The Pacoima plant closed down completely in 1997. In 2005, Lowe's planned to build a home improvement store on the lot of the former plant. LA Weekly writer Steven Mikulan said that the move was ironic: the plant used to serve as a hub where U.S.-made Price Pfister products were shipped out from, and the place would instead now be selling those items received from elsewhere. The plant was once the city's largest employer and left the area with severe amounts of pollution. After its closing a survey found that 28% of nearby residents had chronic respiratory problems.

===Spectrum Brands Holdings===
Joining Kwikset security hardware in 1999, Price Pfister and Kwikset formed the Black and Decker Hardware and Home Improvement Group, based in Lake Forest, California. Following the 2010 Stanley acquisition of Black and Decker, Price Pfister became part of the Stanley Black and Decker Hardware and Home Improvement Group. Following the merger, Price Pfister changed its name to simply Pfister.
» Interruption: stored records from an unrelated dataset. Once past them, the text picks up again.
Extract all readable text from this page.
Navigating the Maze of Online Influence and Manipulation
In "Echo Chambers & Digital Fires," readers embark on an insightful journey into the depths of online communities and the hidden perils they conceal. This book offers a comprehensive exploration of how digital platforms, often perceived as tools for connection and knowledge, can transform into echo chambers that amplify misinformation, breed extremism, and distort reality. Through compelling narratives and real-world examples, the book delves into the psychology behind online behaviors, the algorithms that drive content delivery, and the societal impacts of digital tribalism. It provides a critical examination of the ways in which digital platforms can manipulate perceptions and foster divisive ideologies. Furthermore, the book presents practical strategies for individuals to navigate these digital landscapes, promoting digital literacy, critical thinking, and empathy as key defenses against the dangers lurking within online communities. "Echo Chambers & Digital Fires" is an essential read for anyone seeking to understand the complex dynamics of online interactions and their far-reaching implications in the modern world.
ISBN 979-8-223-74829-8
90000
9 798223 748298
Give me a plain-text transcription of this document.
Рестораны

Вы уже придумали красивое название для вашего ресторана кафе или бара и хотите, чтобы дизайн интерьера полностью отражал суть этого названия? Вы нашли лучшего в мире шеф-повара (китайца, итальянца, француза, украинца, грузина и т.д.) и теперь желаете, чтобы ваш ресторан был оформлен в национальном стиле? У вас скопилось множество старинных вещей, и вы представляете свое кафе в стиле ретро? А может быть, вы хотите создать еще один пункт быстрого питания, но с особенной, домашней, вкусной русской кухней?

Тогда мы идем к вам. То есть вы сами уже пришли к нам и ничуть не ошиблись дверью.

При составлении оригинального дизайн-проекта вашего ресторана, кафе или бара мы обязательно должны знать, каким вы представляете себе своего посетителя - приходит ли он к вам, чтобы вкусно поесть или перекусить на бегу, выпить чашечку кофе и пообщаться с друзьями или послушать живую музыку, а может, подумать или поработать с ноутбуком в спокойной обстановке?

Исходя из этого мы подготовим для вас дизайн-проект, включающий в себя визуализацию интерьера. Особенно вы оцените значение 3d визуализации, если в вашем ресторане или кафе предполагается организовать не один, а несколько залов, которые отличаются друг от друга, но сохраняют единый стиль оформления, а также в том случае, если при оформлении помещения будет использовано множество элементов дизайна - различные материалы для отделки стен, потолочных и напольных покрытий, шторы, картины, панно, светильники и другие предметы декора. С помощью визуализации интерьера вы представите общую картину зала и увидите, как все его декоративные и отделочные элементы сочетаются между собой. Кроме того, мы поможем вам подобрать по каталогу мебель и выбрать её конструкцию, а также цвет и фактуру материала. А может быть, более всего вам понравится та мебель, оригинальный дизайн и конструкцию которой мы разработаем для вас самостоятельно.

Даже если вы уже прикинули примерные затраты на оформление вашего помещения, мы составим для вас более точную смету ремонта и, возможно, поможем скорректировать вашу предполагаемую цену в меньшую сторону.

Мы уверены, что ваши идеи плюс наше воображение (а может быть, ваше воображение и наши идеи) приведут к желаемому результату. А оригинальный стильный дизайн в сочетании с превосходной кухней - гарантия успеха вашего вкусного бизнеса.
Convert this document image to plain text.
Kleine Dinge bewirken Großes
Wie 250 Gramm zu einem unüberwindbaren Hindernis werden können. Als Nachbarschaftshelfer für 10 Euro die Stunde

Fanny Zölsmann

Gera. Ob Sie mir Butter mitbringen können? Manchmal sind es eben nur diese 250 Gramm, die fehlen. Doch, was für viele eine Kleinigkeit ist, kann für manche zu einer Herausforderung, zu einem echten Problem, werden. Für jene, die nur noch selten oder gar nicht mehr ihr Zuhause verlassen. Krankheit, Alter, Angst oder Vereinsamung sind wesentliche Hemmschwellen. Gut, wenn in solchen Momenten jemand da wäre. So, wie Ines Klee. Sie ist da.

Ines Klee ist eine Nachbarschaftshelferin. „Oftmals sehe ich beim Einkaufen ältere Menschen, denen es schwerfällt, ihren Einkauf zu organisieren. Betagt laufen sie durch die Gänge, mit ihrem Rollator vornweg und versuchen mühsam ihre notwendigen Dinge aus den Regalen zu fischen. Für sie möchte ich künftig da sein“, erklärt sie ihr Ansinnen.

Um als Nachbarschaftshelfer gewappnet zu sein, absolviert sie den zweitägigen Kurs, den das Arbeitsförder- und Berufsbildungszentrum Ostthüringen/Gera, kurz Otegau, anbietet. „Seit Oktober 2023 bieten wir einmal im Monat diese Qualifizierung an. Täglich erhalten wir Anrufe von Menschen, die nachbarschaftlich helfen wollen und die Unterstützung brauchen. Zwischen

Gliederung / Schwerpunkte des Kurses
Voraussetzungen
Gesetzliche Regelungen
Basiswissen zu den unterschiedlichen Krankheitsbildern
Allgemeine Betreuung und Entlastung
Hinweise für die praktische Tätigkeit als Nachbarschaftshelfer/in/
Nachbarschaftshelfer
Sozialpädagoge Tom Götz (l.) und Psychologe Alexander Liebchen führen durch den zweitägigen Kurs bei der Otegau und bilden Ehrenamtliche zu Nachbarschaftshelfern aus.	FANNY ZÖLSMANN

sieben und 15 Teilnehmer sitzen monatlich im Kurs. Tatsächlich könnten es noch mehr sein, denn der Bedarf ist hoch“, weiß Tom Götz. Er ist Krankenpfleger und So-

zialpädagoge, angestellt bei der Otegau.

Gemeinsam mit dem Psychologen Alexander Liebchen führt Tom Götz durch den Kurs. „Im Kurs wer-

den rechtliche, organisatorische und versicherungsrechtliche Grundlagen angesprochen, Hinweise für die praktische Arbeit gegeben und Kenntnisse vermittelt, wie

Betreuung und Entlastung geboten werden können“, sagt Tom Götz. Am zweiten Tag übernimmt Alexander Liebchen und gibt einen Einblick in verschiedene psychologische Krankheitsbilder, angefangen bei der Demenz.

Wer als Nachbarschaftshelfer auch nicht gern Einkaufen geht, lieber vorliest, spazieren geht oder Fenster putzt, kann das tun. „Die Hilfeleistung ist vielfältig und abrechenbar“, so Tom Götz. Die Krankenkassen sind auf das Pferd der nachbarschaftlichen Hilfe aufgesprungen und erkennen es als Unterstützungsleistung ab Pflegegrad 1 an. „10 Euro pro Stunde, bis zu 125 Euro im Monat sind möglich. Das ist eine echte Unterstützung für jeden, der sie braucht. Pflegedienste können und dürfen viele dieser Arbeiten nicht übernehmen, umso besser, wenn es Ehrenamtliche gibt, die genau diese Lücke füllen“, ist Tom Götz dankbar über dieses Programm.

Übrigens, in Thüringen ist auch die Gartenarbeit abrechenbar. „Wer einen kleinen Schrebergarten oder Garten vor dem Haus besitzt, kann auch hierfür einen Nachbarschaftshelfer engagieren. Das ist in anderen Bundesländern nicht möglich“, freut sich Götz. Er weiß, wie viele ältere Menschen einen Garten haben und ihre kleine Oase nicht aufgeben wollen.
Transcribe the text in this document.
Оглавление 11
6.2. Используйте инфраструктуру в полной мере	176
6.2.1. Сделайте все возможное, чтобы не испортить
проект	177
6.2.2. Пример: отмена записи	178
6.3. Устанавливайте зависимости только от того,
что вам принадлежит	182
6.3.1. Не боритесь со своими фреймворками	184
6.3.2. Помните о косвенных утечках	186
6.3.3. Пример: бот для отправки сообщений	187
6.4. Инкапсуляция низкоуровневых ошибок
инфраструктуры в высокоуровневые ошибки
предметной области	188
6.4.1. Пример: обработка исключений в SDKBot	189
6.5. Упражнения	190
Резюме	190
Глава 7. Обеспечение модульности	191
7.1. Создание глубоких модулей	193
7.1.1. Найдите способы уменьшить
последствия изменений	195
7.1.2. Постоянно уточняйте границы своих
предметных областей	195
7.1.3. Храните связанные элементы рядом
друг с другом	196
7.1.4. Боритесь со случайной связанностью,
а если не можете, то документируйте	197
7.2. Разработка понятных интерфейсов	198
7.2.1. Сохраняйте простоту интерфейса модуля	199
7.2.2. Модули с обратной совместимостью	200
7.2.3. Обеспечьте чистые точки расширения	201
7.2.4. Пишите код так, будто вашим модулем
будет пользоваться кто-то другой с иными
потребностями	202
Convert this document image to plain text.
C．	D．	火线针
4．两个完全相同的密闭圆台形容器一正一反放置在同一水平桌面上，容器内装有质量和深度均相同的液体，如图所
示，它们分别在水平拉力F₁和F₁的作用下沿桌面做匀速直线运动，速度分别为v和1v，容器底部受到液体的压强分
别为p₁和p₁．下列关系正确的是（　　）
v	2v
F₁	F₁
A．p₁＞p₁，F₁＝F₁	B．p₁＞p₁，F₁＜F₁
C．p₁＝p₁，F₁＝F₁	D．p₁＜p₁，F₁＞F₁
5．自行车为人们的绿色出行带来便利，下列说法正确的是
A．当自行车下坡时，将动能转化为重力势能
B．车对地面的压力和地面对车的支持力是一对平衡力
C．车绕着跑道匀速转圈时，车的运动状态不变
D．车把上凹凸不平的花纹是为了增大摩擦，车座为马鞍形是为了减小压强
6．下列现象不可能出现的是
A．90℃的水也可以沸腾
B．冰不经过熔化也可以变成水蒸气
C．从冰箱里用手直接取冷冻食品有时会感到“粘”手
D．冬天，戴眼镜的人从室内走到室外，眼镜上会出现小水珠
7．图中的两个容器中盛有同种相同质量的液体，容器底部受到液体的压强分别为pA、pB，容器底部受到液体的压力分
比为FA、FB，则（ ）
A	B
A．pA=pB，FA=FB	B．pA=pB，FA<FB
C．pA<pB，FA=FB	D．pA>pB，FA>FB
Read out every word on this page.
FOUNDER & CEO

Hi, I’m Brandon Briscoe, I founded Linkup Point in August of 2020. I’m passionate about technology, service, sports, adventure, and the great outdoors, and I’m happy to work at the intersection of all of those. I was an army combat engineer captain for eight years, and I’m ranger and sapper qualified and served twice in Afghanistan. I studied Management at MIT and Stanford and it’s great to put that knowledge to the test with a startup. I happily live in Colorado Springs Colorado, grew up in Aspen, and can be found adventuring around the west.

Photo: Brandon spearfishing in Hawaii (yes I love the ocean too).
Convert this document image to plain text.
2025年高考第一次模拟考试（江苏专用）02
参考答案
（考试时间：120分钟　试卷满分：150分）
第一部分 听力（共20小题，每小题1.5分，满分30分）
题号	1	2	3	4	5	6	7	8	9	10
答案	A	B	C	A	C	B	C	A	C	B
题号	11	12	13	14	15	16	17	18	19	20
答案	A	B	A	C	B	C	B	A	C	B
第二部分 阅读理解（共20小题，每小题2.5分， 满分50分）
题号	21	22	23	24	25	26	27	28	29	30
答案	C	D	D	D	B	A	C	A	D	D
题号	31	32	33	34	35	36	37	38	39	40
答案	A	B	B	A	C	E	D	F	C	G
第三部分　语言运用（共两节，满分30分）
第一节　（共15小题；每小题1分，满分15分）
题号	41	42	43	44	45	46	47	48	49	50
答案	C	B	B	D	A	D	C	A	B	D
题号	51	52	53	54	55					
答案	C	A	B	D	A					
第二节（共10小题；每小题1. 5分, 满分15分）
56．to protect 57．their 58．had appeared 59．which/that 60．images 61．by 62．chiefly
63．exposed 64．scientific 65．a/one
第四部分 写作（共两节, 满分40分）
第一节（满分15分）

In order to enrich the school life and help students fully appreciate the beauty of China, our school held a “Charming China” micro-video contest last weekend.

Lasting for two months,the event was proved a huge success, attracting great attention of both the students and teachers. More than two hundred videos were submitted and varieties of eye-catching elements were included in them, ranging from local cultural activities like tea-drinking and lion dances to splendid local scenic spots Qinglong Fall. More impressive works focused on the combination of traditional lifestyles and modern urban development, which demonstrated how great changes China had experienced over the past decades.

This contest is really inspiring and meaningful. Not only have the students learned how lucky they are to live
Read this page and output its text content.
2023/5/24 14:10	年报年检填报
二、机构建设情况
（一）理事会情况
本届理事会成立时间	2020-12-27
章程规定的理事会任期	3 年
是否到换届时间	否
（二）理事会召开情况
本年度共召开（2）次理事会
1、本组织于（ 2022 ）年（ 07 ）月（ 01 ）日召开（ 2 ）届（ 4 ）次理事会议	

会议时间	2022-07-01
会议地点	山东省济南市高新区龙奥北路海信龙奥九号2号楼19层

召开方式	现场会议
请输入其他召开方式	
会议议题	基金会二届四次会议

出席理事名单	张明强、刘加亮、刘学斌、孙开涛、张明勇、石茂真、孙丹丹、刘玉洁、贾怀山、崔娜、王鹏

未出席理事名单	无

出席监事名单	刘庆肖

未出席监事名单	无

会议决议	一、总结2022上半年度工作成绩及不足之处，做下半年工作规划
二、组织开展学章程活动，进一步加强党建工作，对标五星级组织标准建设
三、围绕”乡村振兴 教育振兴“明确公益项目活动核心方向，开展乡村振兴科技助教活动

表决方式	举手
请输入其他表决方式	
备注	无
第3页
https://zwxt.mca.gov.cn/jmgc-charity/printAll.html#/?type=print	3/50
On October 9, 2012, The Wall Street Journal reported that Stanley Black & Decker had agreed to sell its Hardware and Home Improvement Group, including Pfister, to Spectrum Brands Holdings. The acquisition was completed on December 17, 2012, for $1.4 billion.

===Sale to Assa Abloy===
In 2021, Spectrum Brands agreed to sell its Hardware and Home Improvement (HHI) division to Assa Abloy. The deal closed in June 2023.

==Products==
Pfister's retail bath and kitchen fixtures are available in major hardware and home improvement stores and showrooms throughout North America. Pfister products' price range generally is somewhat lower than those of competitors such as Moen and Delta, but higher than those of private label brands such as The Home Depot's Glacier Bay and Delta's low-cost Peerless brand. Besides residential products, Pfister also manufactures a custom-designed fixture faucet line, PFISTER Custom Faucet Solutions, for the hospitality industry.